56 Medical appropriateness condition code. Patient's SNF admission was delayed more than the 30 days after hospital discharge as patient's condition made it inappropriate to begin active care within that period.
57 SNF readmission when patient previously received Medicare covered SNF care within 30 days of current SNF admission.
58 SNF patient terminated MA Plan enrollment.
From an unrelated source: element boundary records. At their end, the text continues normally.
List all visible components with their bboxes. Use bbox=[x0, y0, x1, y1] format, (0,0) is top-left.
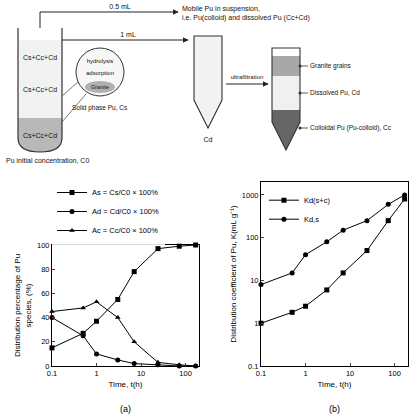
svg-text:40: 40 bbox=[41, 313, 49, 322]
svg-text:Granite grains: Granite grains bbox=[310, 62, 352, 70]
svg-text:0.1: 0.1 bbox=[47, 369, 57, 378]
svg-text:0: 0 bbox=[45, 362, 49, 371]
svg-text:Ad = Cd/C0 × 100%: Ad = Cd/C0 × 100% bbox=[92, 207, 159, 216]
svg-text:(a): (a) bbox=[120, 404, 131, 414]
svg-text:Kd(s+c): Kd(s+c) bbox=[304, 196, 331, 205]
svg-text:Mobile Pu in suspension,: Mobile Pu in suspension, bbox=[182, 5, 260, 13]
svg-text:i.e. Pu(colloid) and dissolved: i.e. Pu(colloid) and dissolved Pu (Cc+Cd… bbox=[182, 14, 310, 22]
svg-text:100: 100 bbox=[179, 369, 192, 378]
svg-text:Pu initial concentration, C0: Pu initial concentration, C0 bbox=[6, 157, 89, 164]
svg-text:60: 60 bbox=[41, 289, 49, 298]
svg-text:(b): (b) bbox=[329, 404, 340, 414]
svg-text:Granite: Granite bbox=[91, 84, 109, 90]
svg-text:100: 100 bbox=[37, 241, 50, 250]
svg-text:100: 100 bbox=[388, 369, 401, 378]
svg-text:Ac = Cc/C0 × 100%: Ac = Cc/C0 × 100% bbox=[92, 226, 158, 235]
svg-text:0.1: 0.1 bbox=[248, 362, 258, 371]
svg-text:10: 10 bbox=[137, 369, 145, 378]
svg-text:10: 10 bbox=[346, 369, 354, 378]
svg-text:ultrafiltration: ultrafiltration bbox=[231, 74, 264, 80]
svg-text:100: 100 bbox=[246, 233, 259, 242]
svg-text:20: 20 bbox=[41, 337, 49, 346]
svg-text:1: 1 bbox=[254, 319, 258, 328]
svg-text:adsorption: adsorption bbox=[86, 70, 114, 76]
svg-text:0.5 mL: 0.5 mL bbox=[109, 3, 131, 10]
svg-text:Distribution percentage of Pus: Distribution percentage of Puspecies, (%… bbox=[13, 254, 32, 357]
svg-text:Kd,s: Kd,s bbox=[304, 215, 319, 224]
svg-text:1: 1 bbox=[303, 369, 307, 378]
svg-text:80: 80 bbox=[41, 265, 49, 274]
svg-text:hydrolysis: hydrolysis bbox=[87, 58, 114, 64]
svg-text:10: 10 bbox=[250, 276, 258, 285]
svg-text:Cd: Cd bbox=[204, 136, 213, 143]
svg-text:Cs+Cc+Cd: Cs+Cc+Cd bbox=[23, 132, 57, 139]
svg-text:1 mL: 1 mL bbox=[120, 31, 136, 38]
svg-text:Time, t(h): Time, t(h) bbox=[109, 380, 143, 389]
svg-text:Time, t(h): Time, t(h) bbox=[318, 380, 352, 389]
svg-text:Distribution coefficient of Pu: Distribution coefficient of Pu, K(mL g⁻¹… bbox=[229, 205, 238, 343]
svg-text:1000: 1000 bbox=[242, 191, 259, 200]
svg-text:Dissolved Pu, Cd: Dissolved Pu, Cd bbox=[310, 89, 360, 96]
svg-text:0.1: 0.1 bbox=[256, 369, 266, 378]
svg-text:Cs+Cc+Cd: Cs+Cc+Cd bbox=[23, 54, 57, 61]
svg-text:1: 1 bbox=[94, 369, 98, 378]
svg-text:Cs+Cc+Cd: Cs+Cc+Cd bbox=[23, 86, 57, 93]
svg-text:As = Cs/C0 × 100%: As = Cs/C0 × 100% bbox=[92, 188, 158, 197]
svg-text:Colloidal Pu (Pu-colloid), Cc: Colloidal Pu (Pu-colloid), Cc bbox=[310, 124, 392, 132]
svg-text:Solid phase Pu, Cs: Solid phase Pu, Cs bbox=[72, 104, 128, 112]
Providers report this code to waive 3-day qualifying stay requirement.

Special Program

Code Description
90 Service provided as part of an Expanded Access approval.
91 Service provided as part of an Emergency Use Authorization.
A0 This code identifies TRICARE claims submitted under the external partnership program.
A1 This code is to be used for services related to early and periodic screening diagnosis and treatment.
A2 Services provided under a program that receives special funding for the
handicapped through title VII of the Social Security Act or TRICARE.
A3 Special federal funding.
A4 Family planning.
A5 Disability
A6 Pneumococcal pneumonia and influenza vaccines paid at 100%.
A9 Second opinion for surgery.
AJ Payer responsible for co-payment.
AN Preadmission screening not required.
B0 Medicare Coordinated Care Demonstration Program (MCCD).
B1 Beneficiary is ineligible for Full Demonstration Program.
W0 United Mine Workers of America demonstration indicator.


Code Description
AK Air ambulance required.
AL Specialized treatment/bed unavailable.
AM Non-emergency medically necessary stretcher transport required.
B2 Critical Access Hospital ambulance attestation that it meets criteria for exemption from ambulance fee schedule.